Publications

Background: Warfarin is dependent on hepatic enzymes for metabolism while apixaban is a substrate for P-glycoprotein (P-gp) transport and hepatic CYP3A4 (3A4) metabolism. Medications that affect these pathways could modify the anticoagulant exposure and potentially their treatment effect.

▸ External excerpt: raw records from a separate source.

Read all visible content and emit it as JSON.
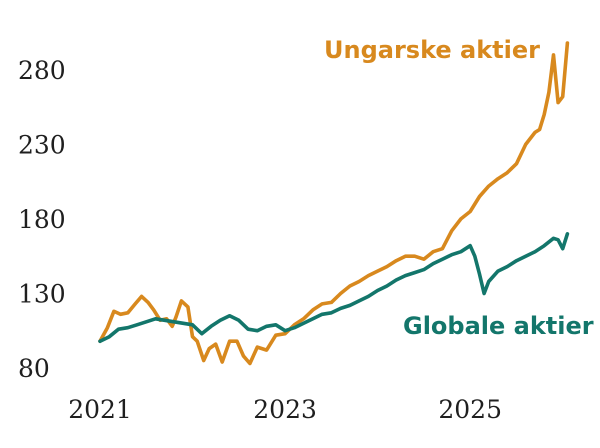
{
  "chart_data": {
    "type": "line",
    "title": "",
    "xlabel": "",
    "ylabel": "",
    "xlim": [
      2021.0,
      2026.1
    ],
    "ylim": [
      80,
      300
    ],
    "y_ticks": [
      80,
      130,
      180,
      230,
      280
    ],
    "y_tick_labels": [
      "80",
      "130",
      "180",
      "230",
      "280"
    ],
    "x_ticks": [
      2021,
      2023,
      2025
    ],
    "x_tick_labels": [
      "2021",
      "2023",
      "2025"
    ],
    "grid": false,
    "legend": "none",
    "series": [
      {
        "name": "Ungarske aktier",
        "color": "#D8891E",
        "x": [
          2021.0,
          2021.08,
          2021.15,
          2021.22,
          2021.3,
          2021.38,
          2021.45,
          2021.52,
          2021.58,
          2021.65,
          2021.72,
          2021.78,
          2021.82,
          2021.88,
          2021.95,
          2022.0,
          2022.05,
          2022.12,
          2022.18,
          2022.25,
          2022.32,
          2022.4,
          2022.48,
          2022.55,
          2022.62,
          2022.7,
          2022.8,
          2022.9,
          2023.0,
          2023.1,
          2023.2,
          2023.3,
          2023.4,
          2023.5,
          2023.6,
          2023.7,
          2023.8,
          2023.9,
          2024.0,
          2024.1,
          2024.2,
          2024.3,
          2024.4,
          2024.5,
          2024.6,
          2024.7,
          2024.8,
          2024.9,
          2025.0,
          2025.1,
          2025.2,
          2025.3,
          2025.4,
          2025.5,
          2025.6,
          2025.7,
          2025.75,
          2025.8,
          2025.85,
          2025.9,
          2025.95,
          2026.0,
          2026.05
        ],
        "values": [
          98,
          107,
          118,
          116,
          117,
          123,
          128,
          124,
          119,
          112,
          113,
          108,
          114,
          125,
          121,
          101,
          98,
          85,
          93,
          96,
          84,
          98,
          98,
          88,
          83,
          94,
          92,
          102,
          103,
          109,
          113,
          119,
          123,
          124,
          130,
          135,
          138,
          142,
          145,
          148,
          152,
          155,
          155,
          153,
          158,
          160,
          172,
          180,
          185,
          195,
          202,
          207,
          211,
          217,
          230,
          238,
          240,
          250,
          265,
          290,
          258,
          262,
          298
        ]
      },
      {
        "name": "Globale aktier",
        "color": "#13766B",
        "x": [
          2021.0,
          2021.1,
          2021.2,
          2021.3,
          2021.4,
          2021.5,
          2021.6,
          2021.7,
          2021.8,
          2021.9,
          2022.0,
          2022.1,
          2022.2,
          2022.3,
          2022.4,
          2022.5,
          2022.6,
          2022.7,
          2022.8,
          2022.9,
          2023.0,
          2023.1,
          2023.2,
          2023.3,
          2023.4,
          2023.5,
          2023.6,
          2023.7,
          2023.8,
          2023.9,
          2024.0,
          2024.1,
          2024.2,
          2024.3,
          2024.4,
          2024.5,
          2024.6,
          2024.7,
          2024.8,
          2024.9,
          2025.0,
          2025.05,
          2025.1,
          2025.15,
          2025.2,
          2025.3,
          2025.4,
          2025.5,
          2025.6,
          2025.7,
          2025.8,
          2025.9,
          2025.95,
          2026.0,
          2026.05
        ],
        "values": [
          98,
          101,
          106,
          107,
          109,
          111,
          113,
          112,
          111,
          110,
          109,
          103,
          108,
          112,
          115,
          112,
          106,
          105,
          108,
          109,
          105,
          107,
          110,
          113,
          116,
          117,
          120,
          122,
          125,
          128,
          132,
          135,
          139,
          142,
          144,
          146,
          150,
          153,
          156,
          158,
          162,
          155,
          143,
          130,
          138,
          145,
          148,
          152,
          155,
          158,
          162,
          167,
          166,
          160,
          170
        ]
      }
    ],
    "annotations": [
      {
        "text": "Ungarske aktier",
        "series": "Ungarske aktier",
        "color": "#D8891E"
      },
      {
        "text": "Globale aktier",
        "series": "Globale aktier",
        "color": "#13766B"
      }
    ]
  }
}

Methods: Outcomes were compared between apixaban and warfarin using Cox proportional hazards modeling according to the use of interacting medications (IMs) at randomization in ARISTOTLE (n=18,201). IMs were identified as combined P-gp and 3A4 inhibitors or inducers and those highly probable for warfarin potentiation or inhibition.

Results: At randomization, 5547 (30.5%) patients were on an IM. Amiodarone (10.3%), diltiazem (7%), and verapamil (3.6%) were the most commonly used IMs. Patients on IMs were more likely to be female, taking aspirin and have a history of prior bleeding and were less likely to have had a prior stroke/TIA. Median TTR was 65.2% for those on vs. 66.3% not on an IM (P=0.015). No significant differences were observed on the treatment effect of apixaban vs. warfarin in patients on and off IMs for outcomes including stroke or SE (P interaction=0.79) or major bleeding (P interaction=0.75).

Conclusions: Use of interacting medications with OACs occurs often in patients with AF. Despite the potential for altered exposure, use of IMs was not associated with a significant change in the efficacy or safety of apixaban compared with warfarin in ARISTOTLE.